Il Puccini di Marek è un uomo che ha dei problemi,
certamente con Elvira, ma anche con se stesso. Un uomo fondamentalmente
malinconico – da qualche parte Puccini scrive anche che gli piace essere
malinconico. Renato Simoni parlava di “mestizia toscana” che a me risulta
nuova, non so a voi, ma il termine rende perfettamente molti momenti cupi di
Puccini. Perennemente insoddisfatto dei suoi risultati, perché quello che
rimane scritto sulla carta è sempre un’ombra di quello che gli risuona dentro. “Un
artista mi sembra essere un uomo che guarda la bellezza attraverso un paio di
occhiali che, nel respirare, si appannano e velano la bellezza che sta
guardando. Prende il fazzoletto e pulisce gli occhiali. Vede chiaro di nuovo.

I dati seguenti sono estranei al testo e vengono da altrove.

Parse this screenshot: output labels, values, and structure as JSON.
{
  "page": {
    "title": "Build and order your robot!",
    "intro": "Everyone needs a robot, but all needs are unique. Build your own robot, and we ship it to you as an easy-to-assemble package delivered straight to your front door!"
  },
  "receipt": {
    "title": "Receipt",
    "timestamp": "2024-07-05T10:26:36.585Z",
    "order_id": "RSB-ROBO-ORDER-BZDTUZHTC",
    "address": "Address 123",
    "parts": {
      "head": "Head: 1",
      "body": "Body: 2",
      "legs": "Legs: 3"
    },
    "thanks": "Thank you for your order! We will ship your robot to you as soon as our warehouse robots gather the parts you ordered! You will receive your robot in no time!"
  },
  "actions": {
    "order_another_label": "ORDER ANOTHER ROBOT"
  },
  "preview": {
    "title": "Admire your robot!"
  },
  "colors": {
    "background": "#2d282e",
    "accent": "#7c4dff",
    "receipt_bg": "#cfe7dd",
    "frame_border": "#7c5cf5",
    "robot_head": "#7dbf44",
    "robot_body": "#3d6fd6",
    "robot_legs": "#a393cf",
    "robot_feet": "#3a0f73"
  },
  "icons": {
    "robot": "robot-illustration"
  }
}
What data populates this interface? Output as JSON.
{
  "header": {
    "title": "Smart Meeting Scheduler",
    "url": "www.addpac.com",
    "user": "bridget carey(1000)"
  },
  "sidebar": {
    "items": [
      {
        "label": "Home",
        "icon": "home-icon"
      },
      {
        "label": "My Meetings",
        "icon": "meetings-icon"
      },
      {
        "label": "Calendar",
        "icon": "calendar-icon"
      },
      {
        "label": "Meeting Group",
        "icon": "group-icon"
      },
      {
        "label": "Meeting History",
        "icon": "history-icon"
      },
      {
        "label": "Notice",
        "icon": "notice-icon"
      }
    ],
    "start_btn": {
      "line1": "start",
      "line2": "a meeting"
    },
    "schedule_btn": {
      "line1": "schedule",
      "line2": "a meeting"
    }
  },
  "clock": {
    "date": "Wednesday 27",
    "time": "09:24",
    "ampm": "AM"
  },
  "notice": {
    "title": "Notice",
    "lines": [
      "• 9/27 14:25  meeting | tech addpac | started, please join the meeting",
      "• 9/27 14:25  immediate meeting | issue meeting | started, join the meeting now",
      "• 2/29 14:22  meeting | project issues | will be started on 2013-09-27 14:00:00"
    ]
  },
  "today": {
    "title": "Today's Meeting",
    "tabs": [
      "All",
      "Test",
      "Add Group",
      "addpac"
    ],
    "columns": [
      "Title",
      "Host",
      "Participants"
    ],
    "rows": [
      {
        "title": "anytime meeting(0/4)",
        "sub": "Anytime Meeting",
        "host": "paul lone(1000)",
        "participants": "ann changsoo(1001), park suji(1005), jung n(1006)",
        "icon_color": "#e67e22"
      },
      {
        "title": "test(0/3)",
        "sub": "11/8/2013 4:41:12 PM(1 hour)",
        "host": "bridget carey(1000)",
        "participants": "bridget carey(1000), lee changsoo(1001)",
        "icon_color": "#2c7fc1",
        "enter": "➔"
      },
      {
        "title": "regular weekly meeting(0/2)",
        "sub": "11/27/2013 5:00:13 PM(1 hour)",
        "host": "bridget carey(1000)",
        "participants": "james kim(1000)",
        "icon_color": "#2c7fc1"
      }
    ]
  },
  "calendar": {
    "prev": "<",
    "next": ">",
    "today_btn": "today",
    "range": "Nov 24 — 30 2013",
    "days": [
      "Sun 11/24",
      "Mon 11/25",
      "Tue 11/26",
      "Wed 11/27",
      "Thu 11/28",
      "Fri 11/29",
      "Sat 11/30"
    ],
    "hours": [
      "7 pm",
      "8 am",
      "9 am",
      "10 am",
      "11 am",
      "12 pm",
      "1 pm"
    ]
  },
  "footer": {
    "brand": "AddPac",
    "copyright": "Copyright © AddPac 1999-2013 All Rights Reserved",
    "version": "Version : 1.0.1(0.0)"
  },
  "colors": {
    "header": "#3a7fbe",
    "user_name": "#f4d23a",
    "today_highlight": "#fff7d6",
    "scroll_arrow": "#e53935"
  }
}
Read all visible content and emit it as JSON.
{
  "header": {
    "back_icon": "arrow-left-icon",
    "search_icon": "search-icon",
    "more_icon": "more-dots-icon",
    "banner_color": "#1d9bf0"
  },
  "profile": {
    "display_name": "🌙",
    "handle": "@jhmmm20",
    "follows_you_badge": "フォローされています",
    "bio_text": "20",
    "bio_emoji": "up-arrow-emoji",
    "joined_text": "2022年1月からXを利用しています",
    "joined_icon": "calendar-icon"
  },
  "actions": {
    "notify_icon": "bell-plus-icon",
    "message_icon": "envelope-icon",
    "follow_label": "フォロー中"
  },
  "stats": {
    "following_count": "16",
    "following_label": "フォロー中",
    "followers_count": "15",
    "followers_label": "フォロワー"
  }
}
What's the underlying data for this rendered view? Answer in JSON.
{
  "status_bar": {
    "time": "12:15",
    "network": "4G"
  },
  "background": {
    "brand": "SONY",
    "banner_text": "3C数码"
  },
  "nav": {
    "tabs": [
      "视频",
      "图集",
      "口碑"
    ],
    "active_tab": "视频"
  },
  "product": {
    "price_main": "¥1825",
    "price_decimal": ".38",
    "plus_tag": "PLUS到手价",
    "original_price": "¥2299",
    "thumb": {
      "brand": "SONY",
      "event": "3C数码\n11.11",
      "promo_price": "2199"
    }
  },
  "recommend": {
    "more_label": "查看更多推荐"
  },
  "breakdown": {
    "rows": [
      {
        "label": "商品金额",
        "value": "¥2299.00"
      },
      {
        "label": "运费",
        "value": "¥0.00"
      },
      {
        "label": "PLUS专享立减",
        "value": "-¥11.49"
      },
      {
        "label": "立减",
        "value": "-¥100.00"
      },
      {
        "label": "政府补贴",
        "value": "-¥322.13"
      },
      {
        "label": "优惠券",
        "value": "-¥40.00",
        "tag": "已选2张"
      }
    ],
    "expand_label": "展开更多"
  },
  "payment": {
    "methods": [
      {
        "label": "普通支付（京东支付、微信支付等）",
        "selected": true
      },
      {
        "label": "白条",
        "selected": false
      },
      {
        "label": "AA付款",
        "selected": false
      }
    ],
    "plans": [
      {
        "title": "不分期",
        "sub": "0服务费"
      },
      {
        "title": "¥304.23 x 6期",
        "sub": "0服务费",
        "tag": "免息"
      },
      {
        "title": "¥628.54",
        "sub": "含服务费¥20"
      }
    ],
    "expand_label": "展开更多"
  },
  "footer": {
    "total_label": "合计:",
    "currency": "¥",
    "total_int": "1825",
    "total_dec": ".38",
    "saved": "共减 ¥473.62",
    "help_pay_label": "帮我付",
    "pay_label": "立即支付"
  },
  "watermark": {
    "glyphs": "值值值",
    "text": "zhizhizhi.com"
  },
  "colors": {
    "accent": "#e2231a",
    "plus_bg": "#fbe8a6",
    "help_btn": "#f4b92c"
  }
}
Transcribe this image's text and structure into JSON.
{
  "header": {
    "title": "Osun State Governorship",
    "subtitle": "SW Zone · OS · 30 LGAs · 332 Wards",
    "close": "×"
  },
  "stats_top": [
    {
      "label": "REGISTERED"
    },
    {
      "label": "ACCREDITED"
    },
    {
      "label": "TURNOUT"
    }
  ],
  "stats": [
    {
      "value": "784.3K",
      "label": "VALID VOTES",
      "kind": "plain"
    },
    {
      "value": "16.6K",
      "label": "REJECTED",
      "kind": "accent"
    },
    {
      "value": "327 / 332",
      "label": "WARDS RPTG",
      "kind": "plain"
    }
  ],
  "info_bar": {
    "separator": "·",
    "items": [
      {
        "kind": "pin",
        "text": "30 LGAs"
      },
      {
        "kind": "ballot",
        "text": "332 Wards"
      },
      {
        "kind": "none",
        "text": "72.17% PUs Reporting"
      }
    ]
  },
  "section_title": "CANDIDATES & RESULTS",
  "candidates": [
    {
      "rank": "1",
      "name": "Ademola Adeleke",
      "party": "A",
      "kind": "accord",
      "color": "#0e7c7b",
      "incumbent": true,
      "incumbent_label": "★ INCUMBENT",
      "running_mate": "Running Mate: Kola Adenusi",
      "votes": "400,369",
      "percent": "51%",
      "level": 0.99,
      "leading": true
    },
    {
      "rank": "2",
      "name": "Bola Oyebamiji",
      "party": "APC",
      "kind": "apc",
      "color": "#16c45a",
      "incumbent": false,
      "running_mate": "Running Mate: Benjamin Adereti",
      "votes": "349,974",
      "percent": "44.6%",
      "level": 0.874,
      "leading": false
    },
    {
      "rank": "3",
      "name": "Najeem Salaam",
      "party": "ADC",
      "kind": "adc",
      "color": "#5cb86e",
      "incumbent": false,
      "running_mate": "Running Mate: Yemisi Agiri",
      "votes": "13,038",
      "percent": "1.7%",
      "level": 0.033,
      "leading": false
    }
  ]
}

Ma al primo soffio la bellezza sparisce. E’ solo la velatura, l’approssimazione
che possiamo percepire”.
Nel soggiorno italiano Marek riesce a farsi dare, tramite un
avvocato, copia degli atti del processo a Elvira e fornisce un quadro sintetico
della vicenda. Ma, cosa più importante, è il primo a sollevare una questione:
come è possibile parlare di Puccini ignorando il caso Doria Manfredi? Non è una
questione stupida. Nei testi italiani del tempo Doria non esiste; Adami, nel
pubblicare una prima scelta dell’epistolario, è costretto a saltare a piè pari
gli anni 1909/10 per non dover ammettere che in casa Puccini oggettivamente c’è
stata un po’ di maretta. Le vestali pucciniane, abbiamo visto, desiderano che
la cosa non sia ricordata. Vi dirò: dalle voci che mi giungono, penso che in
casa Puccini questa faccenda non sia stata metabolizzata nemmeno al giorno
d’oggi.
All’epoca di Marek l’unico ad aver scritto di Doria
Manfredi, ed in inglese, è Vincent Seligman. Marek ritiene che sia
fondamentalmente disonesto per un biografo ignorare il caso Doria: disonesto
nei confronti del lettore, ma anche fuorviante: a seguito della morte di Doria
la vena creativa di Puccini sembra esaurirsi. A Marek sembra – siate onesti,
non ha tutti i torti – che Fanciulla del West e Rondine non abbiano lo stesso
altissimo livello di Bohéme, Tosca e Butterfly, e che Puccini impieghi dieci
anni buoni per uscire da questa crisi (a seconda dei gusti, riuscirà ad
eguagliare se stesso con Suor Angelica o meglio Turandot). E la colpa di tutto
questo sta nel trauma della morte di Doria e nella bruttissima piega che ha
preso la sua vita domestica.
Marek indirettamente risponde alle mie ammiratrici che in
questo giorno mi hanno chiesto più volte: perché fare del gossip su Puccini? A
noi interessa la sua musica. A parte il fatto che resistere alla tentazione di
raccontare una storia interessante mi è praticamente impossibile – a tutto
posso resistere tranne che alle tentazioni, scriveva Oscar Wilde – non posso
neanche fare a meno di chiedermi: ma tutto questo, poi, praticamente, si sente
nella musica di Puccini?
La mia risposta è differente da quella di Marek. La
regressione creativa dopo il 1910 è evidente ma non così grave come crede Marek
(nella mia opinione, il peggiore Puccini è sempre meglio del migliore
Mascagni). Contrariamente all’opinione di insigni commentatori, non credo di
ritrovare molto di biografico in Turandot. Sto tuttora chiedendomi come dovrei
leggere Butterfly alla luce della vicenda biografica, considerato che la
relazione con Cori si sovrappone esattamente alla scrittura di Butterfly. E
questo sarebbe il post più difficile, quello che non mi riesce di scrivere.